Pesam contra a ex-chefe do executivo municipal as acusações de ter deixado de recolher as contribuições patronais ao NatalPREV, entre dezembro de 2010 a abril de 2012, o que teria gerado dívida de R$ 32.790.575,61. Em outro período, a então governante teria deixado de recolher as mesmas contribuições entre maio de 2012 a dezembro do mesmo ano, gerando dívida de R$ 25 milhões.

Seguindo o artigo 11 da Lei nº 8.429/92, Micarla de Sousa foi condenada e teve os direitos políticos suspensos pelo período de 3 anos e deve pagar multa civil no valor de 10 vezes a remuneração recebida por ela enquanto prefeita. Ela também deverá arcar com os custos do processo.

Apesar da condenação, a apresentadora e política poderá, se quiser, se candidatar nas eleições de 2022, já que a suspensão dos direitos políticos só terá efeitos a partir do trânsito em julgado (quando esgotarem as possibilidades de recurso).

A sentença foi assinada pelo juiz Airton Pinheiro da 1ª Vara da Fazenda Pública da Comarca de Natal.

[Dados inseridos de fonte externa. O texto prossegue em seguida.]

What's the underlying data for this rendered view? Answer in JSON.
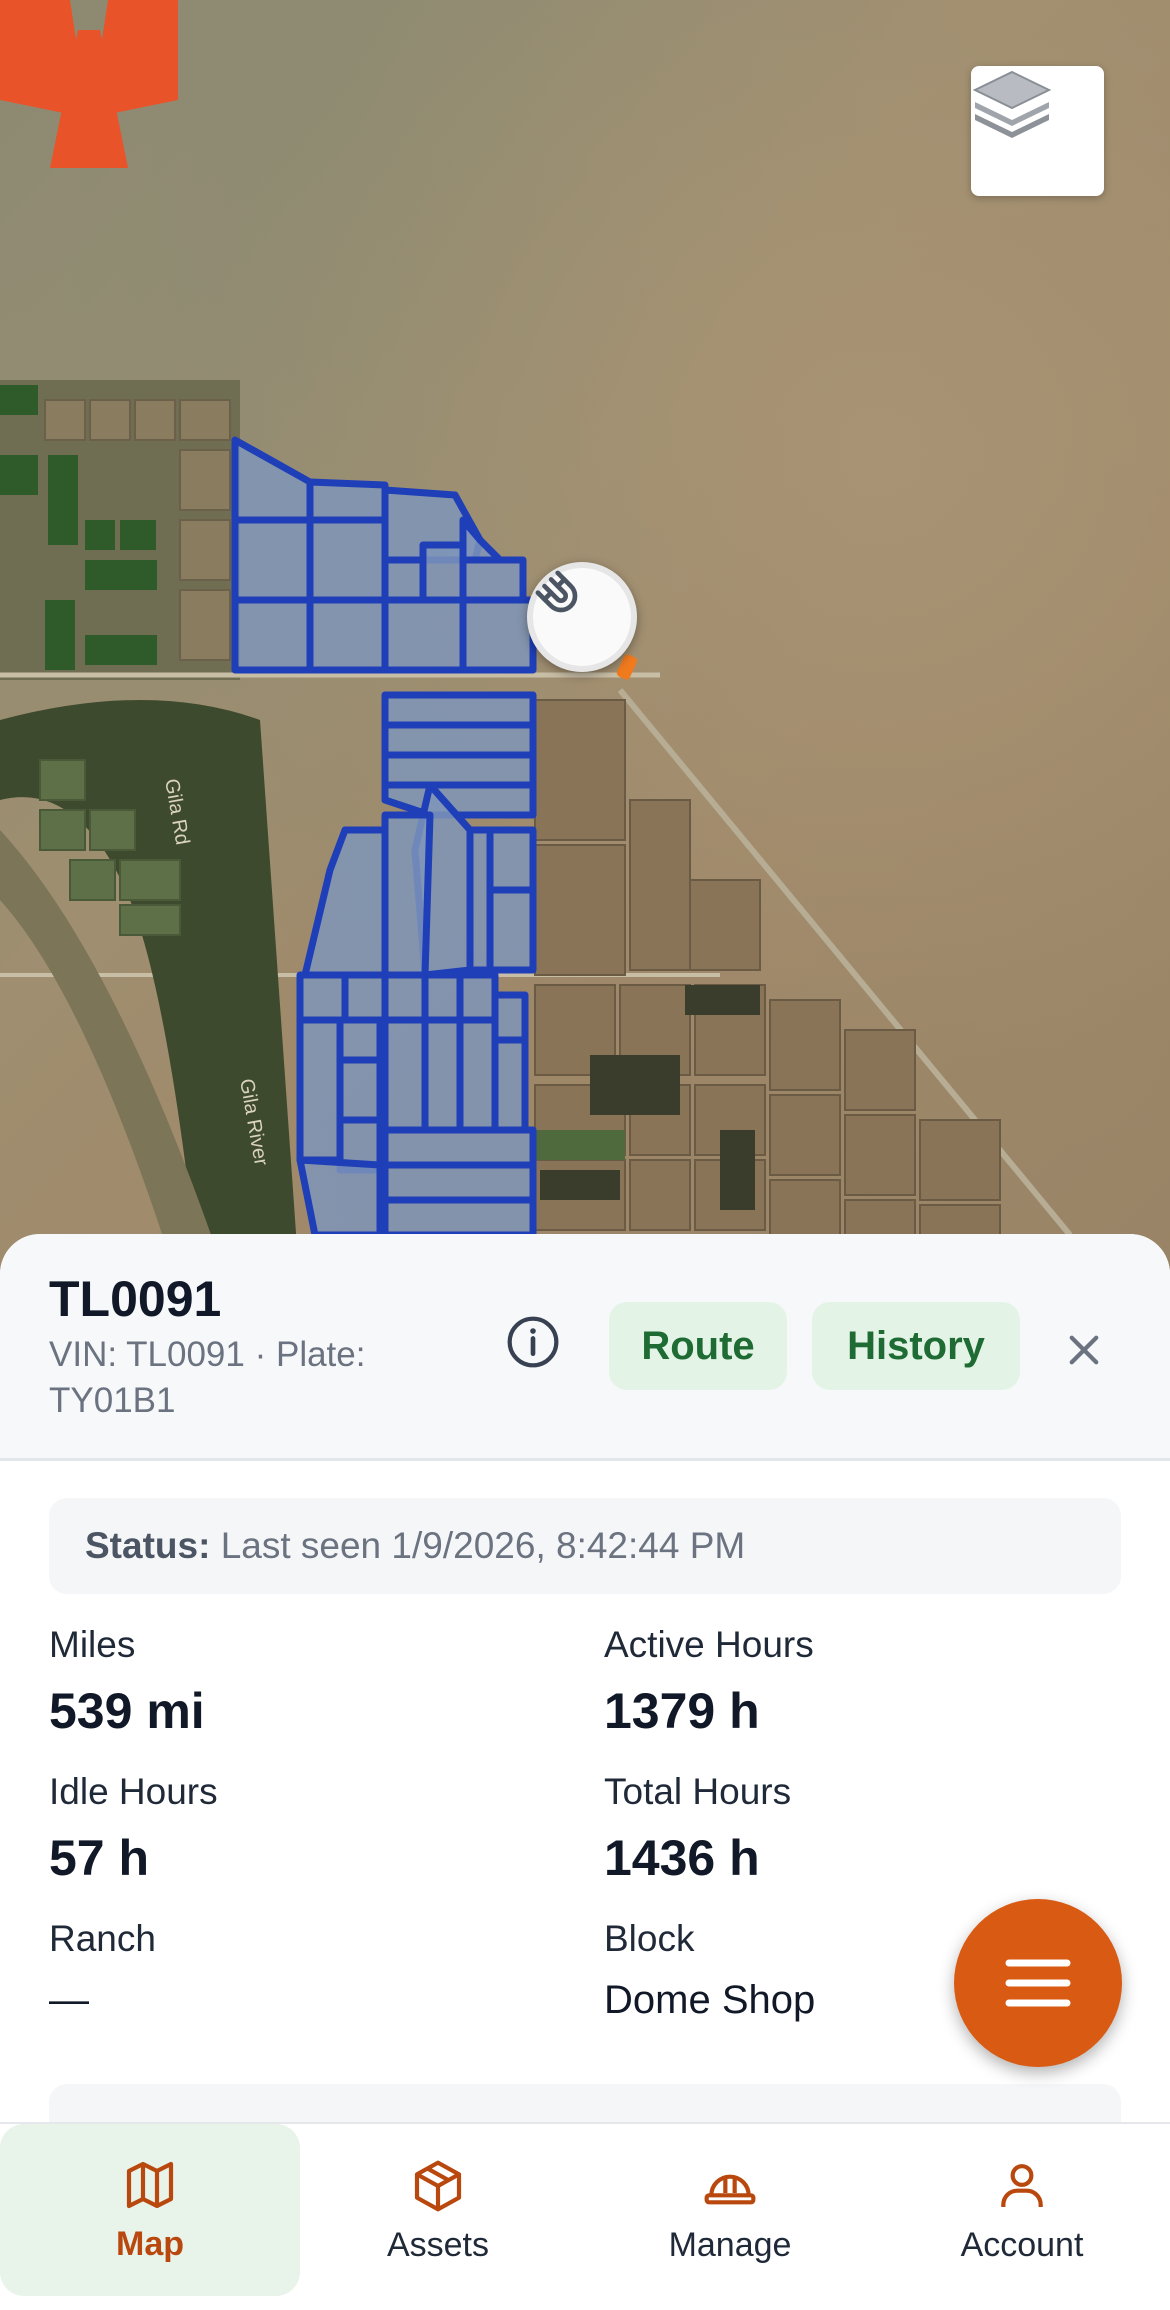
{
  "map": {
    "road_label_1": "Gila Rd",
    "road_label_2": "Gila River"
  },
  "vehicle": {
    "id": "TL0091",
    "subtitle": "VIN: TL0091 · Plate: TY01B1"
  },
  "actions": {
    "route": "Route",
    "history": "History"
  },
  "status": {
    "label": "Status:",
    "value": "Last seen 1/9/2026, 8:42:44 PM"
  },
  "stats": {
    "miles_label": "Miles",
    "miles_value": "539 mi",
    "active_label": "Active Hours",
    "active_value": "1379 h",
    "idle_label": "Idle Hours",
    "idle_value": "57 h",
    "total_label": "Total Hours",
    "total_value": "1436 h",
    "ranch_label": "Ranch",
    "ranch_value": "—",
    "block_label": "Block",
    "block_value": "Dome Shop"
  },
  "nav": {
    "items": [
      {
        "label": "Map",
        "icon": "map-icon"
      },
      {
        "label": "Assets",
        "icon": "box-icon"
      },
      {
        "label": "Manage",
        "icon": "hardhat-icon"
      },
      {
        "label": "Account",
        "icon": "user-icon"
      }
    ]
  },
  "colors": {
    "accent": "#d95a12",
    "field_outline": "#1f3fb8",
    "pill_bg": "#e3f4e6",
    "pill_text": "#1f6b34"
  }
}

A ex-prefeita escolhia quais despesas seriam pagas

O depoimento de uma ex-secretária da gestão de Sousa atestou, segundo a documentação da sentença, que Micarla “escolhia” quais despesas seriam pagas na gestão.

Isso porque “os consignados, os descontos previdenciários e a parcela patronal, juntamente como todos os demais débitos eram diariamente relacionados ao Gestor Municipal – O Prefeito, para este optasse pelo seria pago.”

Dessa forma, não cabia a Secretaria Municipal de Planejamento (SEMPLA), mas a prefeita do município a ordenação das despesas, indica a decisão.

Parcelamento de dívida herdada

A dívida gerada com a previdência municipal durante os anos de governo de Sousa levou a gestão posterior do Município de Natal a solicitar o parcelamento da dívida em 240 meses, tendo em vista a necessidade de obtenção do Certificado de Regularidade Previdenciária – CRP pela prefeitura.

“Não existe justificativa plausível para a ausência de repasse das contribuições consignadas nos salários dos servidores municipais, ato que configura, inclusive, o crime de apropriação indébita previdenciária, previsto no art. 168-A, do Código Penal”, indica a documentação da sentença.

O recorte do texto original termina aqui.